In the bowl of a stand mixer (or in a bowl with an electric beater), cream the butter and sugar. Scrape down the bowl. Add the eggs, one at a time, and beat until incorporated. Scrape down the bowl again. Add the peanut butter and beat until smooth. Add the vanilla and give a quick beat just to incorporate.

Add the flour, 1 cup at a time. Scrape down the bowl between each addition. During the final addition, add the salt and baking soda. The cookie dough should be quite thick: if you’re using a stand mixer, the dough should stick and hold its shape around the hook attachment. If still feeling a bit too wet, add up to 1/4 cup more flour.

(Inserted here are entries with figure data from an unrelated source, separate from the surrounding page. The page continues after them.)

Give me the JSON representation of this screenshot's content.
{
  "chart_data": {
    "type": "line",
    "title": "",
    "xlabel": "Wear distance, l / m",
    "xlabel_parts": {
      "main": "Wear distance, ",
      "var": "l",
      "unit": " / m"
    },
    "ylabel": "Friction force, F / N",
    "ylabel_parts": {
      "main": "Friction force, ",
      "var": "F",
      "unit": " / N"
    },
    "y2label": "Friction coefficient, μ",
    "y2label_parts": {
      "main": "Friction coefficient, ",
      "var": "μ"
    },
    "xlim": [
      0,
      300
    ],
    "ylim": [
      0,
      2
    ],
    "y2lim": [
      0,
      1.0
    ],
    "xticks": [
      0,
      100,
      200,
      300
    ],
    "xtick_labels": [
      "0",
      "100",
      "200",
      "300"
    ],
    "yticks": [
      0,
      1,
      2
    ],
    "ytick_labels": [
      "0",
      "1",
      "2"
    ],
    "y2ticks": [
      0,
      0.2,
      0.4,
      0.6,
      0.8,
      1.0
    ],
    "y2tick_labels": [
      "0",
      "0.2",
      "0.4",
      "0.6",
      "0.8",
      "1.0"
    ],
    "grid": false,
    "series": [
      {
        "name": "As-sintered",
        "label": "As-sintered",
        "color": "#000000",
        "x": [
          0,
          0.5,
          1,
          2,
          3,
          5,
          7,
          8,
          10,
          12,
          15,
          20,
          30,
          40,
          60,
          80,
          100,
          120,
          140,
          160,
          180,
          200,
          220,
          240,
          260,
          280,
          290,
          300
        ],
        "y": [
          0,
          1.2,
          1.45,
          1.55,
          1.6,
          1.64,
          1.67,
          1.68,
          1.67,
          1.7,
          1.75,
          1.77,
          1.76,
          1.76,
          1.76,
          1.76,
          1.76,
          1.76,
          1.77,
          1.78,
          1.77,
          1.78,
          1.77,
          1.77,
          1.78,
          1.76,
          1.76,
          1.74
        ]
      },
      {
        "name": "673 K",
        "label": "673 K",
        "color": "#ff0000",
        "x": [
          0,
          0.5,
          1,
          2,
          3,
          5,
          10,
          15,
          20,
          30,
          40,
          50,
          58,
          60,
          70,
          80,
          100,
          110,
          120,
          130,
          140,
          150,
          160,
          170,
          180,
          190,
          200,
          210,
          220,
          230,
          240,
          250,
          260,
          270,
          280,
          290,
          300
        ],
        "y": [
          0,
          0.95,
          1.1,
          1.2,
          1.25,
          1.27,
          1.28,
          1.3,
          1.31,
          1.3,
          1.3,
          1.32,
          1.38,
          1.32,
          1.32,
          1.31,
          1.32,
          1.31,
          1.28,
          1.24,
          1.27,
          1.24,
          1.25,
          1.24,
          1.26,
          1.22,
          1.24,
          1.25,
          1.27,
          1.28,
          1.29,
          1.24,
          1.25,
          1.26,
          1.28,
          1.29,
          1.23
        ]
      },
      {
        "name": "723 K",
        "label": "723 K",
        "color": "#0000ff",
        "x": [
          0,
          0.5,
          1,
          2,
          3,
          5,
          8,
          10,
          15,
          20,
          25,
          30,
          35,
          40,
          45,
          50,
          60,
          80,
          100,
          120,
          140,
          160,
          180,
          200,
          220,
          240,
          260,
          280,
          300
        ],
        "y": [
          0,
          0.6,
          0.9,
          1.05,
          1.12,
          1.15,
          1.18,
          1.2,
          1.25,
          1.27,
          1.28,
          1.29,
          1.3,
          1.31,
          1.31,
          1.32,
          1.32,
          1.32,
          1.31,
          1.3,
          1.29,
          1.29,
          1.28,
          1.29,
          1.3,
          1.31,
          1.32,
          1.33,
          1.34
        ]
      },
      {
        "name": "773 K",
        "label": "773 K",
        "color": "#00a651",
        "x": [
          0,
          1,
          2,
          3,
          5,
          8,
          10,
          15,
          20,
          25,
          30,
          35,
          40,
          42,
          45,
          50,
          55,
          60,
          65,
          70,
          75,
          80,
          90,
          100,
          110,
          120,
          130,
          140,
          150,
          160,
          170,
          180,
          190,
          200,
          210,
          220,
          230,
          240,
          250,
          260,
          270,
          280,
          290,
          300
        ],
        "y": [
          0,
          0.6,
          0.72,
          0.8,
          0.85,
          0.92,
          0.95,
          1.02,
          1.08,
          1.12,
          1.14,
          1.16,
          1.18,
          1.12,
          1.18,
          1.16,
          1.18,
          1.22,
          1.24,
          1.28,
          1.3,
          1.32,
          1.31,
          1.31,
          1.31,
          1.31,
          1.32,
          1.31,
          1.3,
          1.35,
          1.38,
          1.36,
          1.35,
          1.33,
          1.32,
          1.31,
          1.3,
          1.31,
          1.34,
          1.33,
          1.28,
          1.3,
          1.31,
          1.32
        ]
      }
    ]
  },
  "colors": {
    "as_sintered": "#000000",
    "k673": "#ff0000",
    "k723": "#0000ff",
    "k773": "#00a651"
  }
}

If you’re good to go, fold in the chocolate chips with a spatula. Cover the bowl with plastic wrap. Let chill in the fridge for 1-3 hours.

Preheat the oven to 350 degrees. Line a large baking sheet with plastic wrap.

With an ice cream scoop or two large spoon, shape the cookies. Do not flatten them in any manner. Space them evenly on the baking sheet. Bake until the edges begin to turn golden brown and the middle springs back with a gentle touch, about 12-14 minutes.

Let cool slightly, then transfer to a cooling rack. Serve warm, or keep in an airtight container for 3-4 days.